Médicos formados pelo Passaporte Universitário começam a atuar nas USF de Maricá
Profissionais que estudaram com bolsas custeadas pela Prefeitura iniciam contrapartida em Unidades de Saúde da Família e fortalecem o atendimento à comunidade
A Prefeitura de Maricá, por meio da Secretaria de Saúde, recebeu um reforço no atendimento à população neste sábado (01/11). Os primeiros médicos formados pelo programa Passaporte Universitário foram encaminhados para atuar nas Unidades de Saúde da Família (USF). Ao todo, 12 profissionais iniciam a contrapartida social prevista após a conclusão da graduação, passando a retribuir à sociedade o investimento recebido durante a formação.
“A atuação dos médicos formados pelo Passaporte Universitário nas Unidades de Saúde da Família simboliza a união entre saúde e educação em Maricá. Essa política integra formação e prática profissional, fortalecendo a Atenção Primária e promovendo a inserção desses novos médicos na rede pública local, ampliando o cuidado à população, inclusive nos atendimentos aos sábados”, destacou o secretário de Saúde, Marcelo Velho.
Contrapartida
Os profissionais formados pelo Passaporte Universitário devem cumprir 360 horas de trabalho para a Prefeitura de Maricá como forma de contrapartida. Eles têm o prazo de até um ano para concluir a carga horária.

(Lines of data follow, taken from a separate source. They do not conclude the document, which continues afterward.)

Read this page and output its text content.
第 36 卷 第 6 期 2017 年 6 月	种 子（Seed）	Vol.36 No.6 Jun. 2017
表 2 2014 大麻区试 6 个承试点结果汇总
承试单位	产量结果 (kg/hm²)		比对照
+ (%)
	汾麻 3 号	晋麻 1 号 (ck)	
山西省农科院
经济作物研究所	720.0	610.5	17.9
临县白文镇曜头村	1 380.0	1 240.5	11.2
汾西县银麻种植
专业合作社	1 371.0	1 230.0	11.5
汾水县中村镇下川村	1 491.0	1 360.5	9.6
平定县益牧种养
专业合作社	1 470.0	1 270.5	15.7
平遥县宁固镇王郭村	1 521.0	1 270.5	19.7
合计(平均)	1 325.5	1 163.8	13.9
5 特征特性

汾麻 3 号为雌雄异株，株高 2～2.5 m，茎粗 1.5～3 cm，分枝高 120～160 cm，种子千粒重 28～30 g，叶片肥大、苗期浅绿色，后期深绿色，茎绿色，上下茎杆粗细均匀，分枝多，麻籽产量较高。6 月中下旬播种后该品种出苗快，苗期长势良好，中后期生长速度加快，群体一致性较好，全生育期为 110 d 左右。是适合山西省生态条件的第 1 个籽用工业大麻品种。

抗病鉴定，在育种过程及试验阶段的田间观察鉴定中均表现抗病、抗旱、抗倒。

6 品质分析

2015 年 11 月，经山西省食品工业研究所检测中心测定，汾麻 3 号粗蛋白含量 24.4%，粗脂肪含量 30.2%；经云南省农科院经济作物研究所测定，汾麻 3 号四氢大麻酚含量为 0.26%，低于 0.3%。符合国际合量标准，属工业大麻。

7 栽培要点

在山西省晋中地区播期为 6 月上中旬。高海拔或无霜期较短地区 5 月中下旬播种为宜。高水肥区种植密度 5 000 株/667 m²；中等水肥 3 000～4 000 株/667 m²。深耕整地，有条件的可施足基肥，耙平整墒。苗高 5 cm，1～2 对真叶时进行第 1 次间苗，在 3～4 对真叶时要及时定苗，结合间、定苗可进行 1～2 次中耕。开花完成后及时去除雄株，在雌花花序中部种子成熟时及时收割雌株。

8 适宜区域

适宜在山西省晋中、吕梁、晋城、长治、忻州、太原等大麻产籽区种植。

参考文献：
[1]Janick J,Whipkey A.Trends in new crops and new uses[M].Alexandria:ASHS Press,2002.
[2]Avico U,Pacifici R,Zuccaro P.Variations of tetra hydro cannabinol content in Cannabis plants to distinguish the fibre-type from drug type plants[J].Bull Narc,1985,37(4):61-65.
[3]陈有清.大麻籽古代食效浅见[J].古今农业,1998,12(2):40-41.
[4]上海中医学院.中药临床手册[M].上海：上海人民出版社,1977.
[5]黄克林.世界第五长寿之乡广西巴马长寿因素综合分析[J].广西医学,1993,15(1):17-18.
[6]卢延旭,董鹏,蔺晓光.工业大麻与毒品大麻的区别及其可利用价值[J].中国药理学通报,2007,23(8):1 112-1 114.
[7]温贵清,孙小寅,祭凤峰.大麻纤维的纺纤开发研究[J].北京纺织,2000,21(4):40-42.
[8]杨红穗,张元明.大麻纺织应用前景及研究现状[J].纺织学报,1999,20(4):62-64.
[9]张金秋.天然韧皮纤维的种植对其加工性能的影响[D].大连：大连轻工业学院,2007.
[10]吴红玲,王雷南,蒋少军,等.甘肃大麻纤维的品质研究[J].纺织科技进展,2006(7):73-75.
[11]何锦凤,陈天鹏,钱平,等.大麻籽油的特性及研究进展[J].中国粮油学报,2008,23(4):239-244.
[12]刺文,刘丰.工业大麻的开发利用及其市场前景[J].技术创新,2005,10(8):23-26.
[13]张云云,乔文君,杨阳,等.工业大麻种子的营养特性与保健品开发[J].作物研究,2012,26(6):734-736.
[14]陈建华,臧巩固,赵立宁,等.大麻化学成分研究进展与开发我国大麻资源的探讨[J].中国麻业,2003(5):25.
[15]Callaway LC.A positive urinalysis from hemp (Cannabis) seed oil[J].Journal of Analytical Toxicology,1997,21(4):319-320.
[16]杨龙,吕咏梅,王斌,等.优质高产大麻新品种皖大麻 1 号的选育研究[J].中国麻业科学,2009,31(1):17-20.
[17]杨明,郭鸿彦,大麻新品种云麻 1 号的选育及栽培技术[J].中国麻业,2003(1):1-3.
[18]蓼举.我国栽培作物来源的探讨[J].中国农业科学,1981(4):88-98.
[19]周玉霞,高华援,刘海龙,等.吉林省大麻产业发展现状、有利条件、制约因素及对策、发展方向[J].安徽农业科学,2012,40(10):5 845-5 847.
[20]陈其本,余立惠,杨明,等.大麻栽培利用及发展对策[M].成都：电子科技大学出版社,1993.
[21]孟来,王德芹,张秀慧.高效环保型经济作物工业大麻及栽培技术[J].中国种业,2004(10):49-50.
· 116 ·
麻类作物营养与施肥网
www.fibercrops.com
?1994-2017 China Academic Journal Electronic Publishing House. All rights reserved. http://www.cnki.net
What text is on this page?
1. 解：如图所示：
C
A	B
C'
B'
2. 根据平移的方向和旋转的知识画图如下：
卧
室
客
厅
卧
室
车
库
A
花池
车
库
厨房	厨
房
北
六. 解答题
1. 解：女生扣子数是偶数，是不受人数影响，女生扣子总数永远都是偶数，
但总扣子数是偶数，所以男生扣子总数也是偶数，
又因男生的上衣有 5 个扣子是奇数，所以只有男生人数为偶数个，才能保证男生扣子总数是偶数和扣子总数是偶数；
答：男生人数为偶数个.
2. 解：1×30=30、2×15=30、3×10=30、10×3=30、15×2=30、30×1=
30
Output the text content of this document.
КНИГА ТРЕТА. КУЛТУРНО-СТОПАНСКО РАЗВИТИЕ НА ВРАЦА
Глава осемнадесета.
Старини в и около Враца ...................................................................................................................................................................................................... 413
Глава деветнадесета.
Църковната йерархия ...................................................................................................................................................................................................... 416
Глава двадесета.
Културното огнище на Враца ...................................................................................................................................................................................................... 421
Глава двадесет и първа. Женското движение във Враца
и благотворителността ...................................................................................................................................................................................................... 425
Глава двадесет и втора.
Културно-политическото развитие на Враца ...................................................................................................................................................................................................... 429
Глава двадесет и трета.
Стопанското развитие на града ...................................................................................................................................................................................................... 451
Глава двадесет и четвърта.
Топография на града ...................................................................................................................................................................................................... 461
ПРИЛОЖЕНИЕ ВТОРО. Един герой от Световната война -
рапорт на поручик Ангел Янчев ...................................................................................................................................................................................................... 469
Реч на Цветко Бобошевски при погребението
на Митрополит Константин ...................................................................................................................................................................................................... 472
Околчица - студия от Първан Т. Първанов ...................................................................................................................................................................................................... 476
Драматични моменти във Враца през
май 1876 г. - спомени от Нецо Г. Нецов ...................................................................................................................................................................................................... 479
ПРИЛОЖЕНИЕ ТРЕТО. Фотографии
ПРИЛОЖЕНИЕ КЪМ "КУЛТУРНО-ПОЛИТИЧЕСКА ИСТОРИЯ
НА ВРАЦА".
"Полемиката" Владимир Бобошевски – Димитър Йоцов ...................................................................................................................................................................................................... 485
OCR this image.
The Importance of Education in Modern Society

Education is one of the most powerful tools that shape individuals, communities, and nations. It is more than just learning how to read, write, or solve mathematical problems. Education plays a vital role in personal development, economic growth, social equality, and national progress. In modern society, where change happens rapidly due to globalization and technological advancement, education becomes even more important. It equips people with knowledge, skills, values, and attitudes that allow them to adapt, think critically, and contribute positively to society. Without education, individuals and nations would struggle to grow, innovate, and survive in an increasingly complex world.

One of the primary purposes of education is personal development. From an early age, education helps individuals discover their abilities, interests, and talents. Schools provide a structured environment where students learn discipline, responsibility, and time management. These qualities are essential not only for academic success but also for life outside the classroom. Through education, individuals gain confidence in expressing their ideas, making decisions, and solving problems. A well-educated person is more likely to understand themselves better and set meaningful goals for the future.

“Maricá mudou a minha vida. Me deu a chance de seguir a carreira que eu sempre quis, o caminho que eu sonhava há tanto tempo. E vir aqui retribuir na Unidade de Saúde da Família é muito especial para mim porque eu quero cuidar das pessoas. É o caminho que eu acredito na medicina. Até por isso fiz meu estágio também numa unidade assim, lá no Minha Casa, Minha Vida de Inoã”, relatou o médico Rodrigo Xarifa, atualmente atuando na USF São Bento da Lagoa.
A gerente de Contrapartida do Passaporte Universitário, Michele Cristina, destacou que esse momento vai além de uma obrigação contratual: trata-se de um processo que complementa a formação dos novos profissionais.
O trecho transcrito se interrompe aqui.